I want to normalise the gradients of my multi-layer perceptron in order to avoid the Exploding Gradients Problem, so I thought I would use l2-normalisation but am unsure about how to apply it to the individual layers and tensors within the network. Specifically, I am unsure about whether to calculate the norm over the set of all variables/tensors or over each layer separately, and why.

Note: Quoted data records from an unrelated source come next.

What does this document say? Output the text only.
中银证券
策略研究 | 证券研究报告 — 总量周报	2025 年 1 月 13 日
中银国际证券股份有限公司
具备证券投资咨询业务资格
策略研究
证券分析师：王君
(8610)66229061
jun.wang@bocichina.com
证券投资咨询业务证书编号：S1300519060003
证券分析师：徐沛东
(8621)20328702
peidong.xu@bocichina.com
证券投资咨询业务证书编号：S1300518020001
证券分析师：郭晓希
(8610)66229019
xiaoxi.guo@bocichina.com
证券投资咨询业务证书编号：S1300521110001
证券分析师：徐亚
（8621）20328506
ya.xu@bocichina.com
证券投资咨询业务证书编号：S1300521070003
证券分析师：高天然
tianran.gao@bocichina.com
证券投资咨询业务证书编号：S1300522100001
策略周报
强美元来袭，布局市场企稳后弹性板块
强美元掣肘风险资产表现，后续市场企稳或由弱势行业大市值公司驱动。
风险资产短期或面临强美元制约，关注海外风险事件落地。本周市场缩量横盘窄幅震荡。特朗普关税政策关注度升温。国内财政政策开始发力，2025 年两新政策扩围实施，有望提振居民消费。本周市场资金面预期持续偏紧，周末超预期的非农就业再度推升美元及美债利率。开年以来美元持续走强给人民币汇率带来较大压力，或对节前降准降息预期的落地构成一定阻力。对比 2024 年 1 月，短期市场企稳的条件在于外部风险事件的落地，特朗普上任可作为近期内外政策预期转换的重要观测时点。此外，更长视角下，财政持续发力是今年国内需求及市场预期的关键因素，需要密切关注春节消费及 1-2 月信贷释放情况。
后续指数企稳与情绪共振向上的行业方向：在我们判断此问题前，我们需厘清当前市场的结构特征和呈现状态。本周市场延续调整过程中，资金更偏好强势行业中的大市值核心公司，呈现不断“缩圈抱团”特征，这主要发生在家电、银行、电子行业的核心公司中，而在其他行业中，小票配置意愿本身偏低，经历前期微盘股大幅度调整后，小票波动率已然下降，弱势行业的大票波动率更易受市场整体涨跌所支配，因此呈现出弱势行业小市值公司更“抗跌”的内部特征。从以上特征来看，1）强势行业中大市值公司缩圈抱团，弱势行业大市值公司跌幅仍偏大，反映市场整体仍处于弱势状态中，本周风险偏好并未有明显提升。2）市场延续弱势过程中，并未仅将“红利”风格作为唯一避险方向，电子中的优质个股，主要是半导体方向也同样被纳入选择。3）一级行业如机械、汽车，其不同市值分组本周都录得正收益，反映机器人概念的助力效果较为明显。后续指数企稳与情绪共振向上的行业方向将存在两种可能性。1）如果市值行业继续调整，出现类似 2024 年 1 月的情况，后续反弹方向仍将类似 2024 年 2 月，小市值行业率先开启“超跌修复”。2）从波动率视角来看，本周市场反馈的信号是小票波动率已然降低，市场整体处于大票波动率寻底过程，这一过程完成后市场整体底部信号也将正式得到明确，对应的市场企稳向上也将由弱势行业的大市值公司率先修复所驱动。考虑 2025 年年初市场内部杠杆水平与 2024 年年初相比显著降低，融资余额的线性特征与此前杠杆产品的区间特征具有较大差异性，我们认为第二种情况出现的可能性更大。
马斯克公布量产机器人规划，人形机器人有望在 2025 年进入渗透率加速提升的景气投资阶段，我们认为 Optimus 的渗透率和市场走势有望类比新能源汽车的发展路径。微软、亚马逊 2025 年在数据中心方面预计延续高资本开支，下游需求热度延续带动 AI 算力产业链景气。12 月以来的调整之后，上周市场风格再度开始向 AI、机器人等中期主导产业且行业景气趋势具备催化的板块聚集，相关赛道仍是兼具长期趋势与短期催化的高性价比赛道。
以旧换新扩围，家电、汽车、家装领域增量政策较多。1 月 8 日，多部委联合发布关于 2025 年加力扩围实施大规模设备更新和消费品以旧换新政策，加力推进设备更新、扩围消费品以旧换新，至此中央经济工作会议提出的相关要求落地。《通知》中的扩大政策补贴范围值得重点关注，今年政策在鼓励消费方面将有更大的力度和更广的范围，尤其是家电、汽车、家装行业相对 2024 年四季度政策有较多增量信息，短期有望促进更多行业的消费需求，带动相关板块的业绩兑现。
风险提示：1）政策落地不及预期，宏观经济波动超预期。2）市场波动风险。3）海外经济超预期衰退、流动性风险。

L2 normalisation of gradients is performed by the tf.clip_by_global_norm
function in tensorflow
, and it defines the global norm (by which the gradients are adjusted) as;
global_norm = sqrt(sum([l2norm(t)**2 for t in t_list]))
where t_list
is the list of tensors and l2norm(t)
is a function that computes the magnitude of the input vector t
.
What I am uncertain about is whether to compute global_norm
for all tensors in the network, or for each layer or weight/bias vector independently. In my particular example, should t_list
be the list of all variables (ie. flattened set of all weight and bias derivatives of my entire network), or should it be performed for each vector of biases and weights (and for each layer) independently? And why is one preferable over the other?
This answer from Stack Overflow alludes to these two possibilities and suggests that clipping on the global norm is desirable as doing it on each parameter set individually would result in a different normalisation scale for each set:
Despite what seems to be popular, you probably want to clip the whole gradient by its global norm... Clipping each gradient matrix individually changes their relative scale but is also possible
But it doesn't really provide more context than this, so I am still not covinced I understand the trade-offs behind each approach.